Really, it's not that impressive. More utility and use rather than ingenuity or complexity. I just reworked the RSS feed code into something a bit more useful.
I've always considered myself somewhat of a content aggregator, collecting articles from the internet and sharing them with friends whom I feel would enjoy them. However, there are always the links where I am unsure whether to whom, or even if I should, post online. I can share links on my Facebook feed, but even then I select only those which cater to appreciable friend groups present.
But no longer. Now, with The Feed, I can share indiscriminately, shouting into the void without a care in the world.
(I have an intense hatred of Twitter, due to its "artistic" character limit. Sure, constrained writing is interesting, but as a blogging service, no. Just no.)
The Feed is a dynamically generated RSS feed drawing from an SQL table, which is populated by a bookmarklet residing on my bookmark bar. Upon the identification of any even mildly interesting article or discussion, a single click of the bookmarklet will automatically upload the link and title information into the database, allowing it to be presented in The Feed.
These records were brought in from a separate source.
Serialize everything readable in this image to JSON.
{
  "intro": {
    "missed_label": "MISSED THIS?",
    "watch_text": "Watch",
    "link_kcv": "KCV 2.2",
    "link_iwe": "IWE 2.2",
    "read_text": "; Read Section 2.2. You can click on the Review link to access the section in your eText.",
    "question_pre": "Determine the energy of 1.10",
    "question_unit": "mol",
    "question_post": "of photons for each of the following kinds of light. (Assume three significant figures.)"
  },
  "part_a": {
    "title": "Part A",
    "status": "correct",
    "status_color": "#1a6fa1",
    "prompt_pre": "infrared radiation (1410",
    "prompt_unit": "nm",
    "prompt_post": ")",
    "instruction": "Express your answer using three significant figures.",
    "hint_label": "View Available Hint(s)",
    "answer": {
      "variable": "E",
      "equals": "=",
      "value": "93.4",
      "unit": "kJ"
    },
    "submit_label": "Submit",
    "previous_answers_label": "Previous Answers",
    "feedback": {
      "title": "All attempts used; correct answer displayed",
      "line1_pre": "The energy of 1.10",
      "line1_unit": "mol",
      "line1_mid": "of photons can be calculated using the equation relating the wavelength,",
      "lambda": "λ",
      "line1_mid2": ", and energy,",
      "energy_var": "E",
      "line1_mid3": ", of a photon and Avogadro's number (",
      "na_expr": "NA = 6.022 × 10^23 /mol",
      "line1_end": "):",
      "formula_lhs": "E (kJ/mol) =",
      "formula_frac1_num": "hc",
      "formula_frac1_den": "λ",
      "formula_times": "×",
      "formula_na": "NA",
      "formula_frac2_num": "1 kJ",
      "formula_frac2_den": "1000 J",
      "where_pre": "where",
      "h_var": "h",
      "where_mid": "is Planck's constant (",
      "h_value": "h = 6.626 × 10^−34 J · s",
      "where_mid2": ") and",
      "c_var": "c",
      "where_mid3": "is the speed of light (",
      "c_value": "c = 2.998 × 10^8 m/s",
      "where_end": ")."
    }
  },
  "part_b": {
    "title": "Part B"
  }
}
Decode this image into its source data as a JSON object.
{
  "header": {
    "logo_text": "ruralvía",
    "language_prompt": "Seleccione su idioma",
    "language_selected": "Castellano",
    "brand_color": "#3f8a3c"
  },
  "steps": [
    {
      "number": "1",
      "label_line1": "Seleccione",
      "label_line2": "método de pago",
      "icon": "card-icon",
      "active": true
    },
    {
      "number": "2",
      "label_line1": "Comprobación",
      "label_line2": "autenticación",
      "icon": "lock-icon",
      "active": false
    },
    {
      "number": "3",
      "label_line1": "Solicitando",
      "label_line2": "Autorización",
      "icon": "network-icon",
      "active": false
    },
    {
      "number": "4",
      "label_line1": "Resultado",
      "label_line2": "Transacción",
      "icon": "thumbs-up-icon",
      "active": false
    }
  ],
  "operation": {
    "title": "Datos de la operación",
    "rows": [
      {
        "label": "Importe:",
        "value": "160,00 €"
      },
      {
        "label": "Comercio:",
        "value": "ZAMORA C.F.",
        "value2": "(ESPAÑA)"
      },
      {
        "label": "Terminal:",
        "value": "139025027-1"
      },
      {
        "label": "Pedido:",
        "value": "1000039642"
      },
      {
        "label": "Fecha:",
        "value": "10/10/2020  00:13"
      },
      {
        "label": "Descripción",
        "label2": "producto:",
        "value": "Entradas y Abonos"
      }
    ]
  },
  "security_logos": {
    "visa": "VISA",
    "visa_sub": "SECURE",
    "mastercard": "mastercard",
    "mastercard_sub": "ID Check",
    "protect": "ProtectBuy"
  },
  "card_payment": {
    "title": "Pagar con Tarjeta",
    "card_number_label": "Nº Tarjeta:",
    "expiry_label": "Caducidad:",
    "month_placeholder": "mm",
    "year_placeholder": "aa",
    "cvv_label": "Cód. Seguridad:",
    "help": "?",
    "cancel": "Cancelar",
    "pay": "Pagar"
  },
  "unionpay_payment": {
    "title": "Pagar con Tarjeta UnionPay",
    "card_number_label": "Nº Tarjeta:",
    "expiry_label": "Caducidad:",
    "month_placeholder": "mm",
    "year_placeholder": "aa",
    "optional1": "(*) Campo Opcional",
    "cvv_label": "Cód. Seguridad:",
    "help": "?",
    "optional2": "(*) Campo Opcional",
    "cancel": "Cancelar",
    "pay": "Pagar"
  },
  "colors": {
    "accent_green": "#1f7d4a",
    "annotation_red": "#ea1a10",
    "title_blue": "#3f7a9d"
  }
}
Low-effort content aggregation. No need to hunt for share widgets or leave the page. Just a click of the button, and it's available for all of nobody to read.
One problem is that the content portion of each item in the feed is currently merely the link. It would be best to populate it with some amount of content from the page itself (especially when sharing images, as the image is the entire content), however, all websites vary, and it is difficult to automatically populate content from all websites. (Some solutions include looking for a content div or an RSS feed, but those are still quite unreliable.)
Still room for improvement, but it's the bare-bones of an automatic personal content aggregator feed, which doubles as a historical archive of what I find interesting.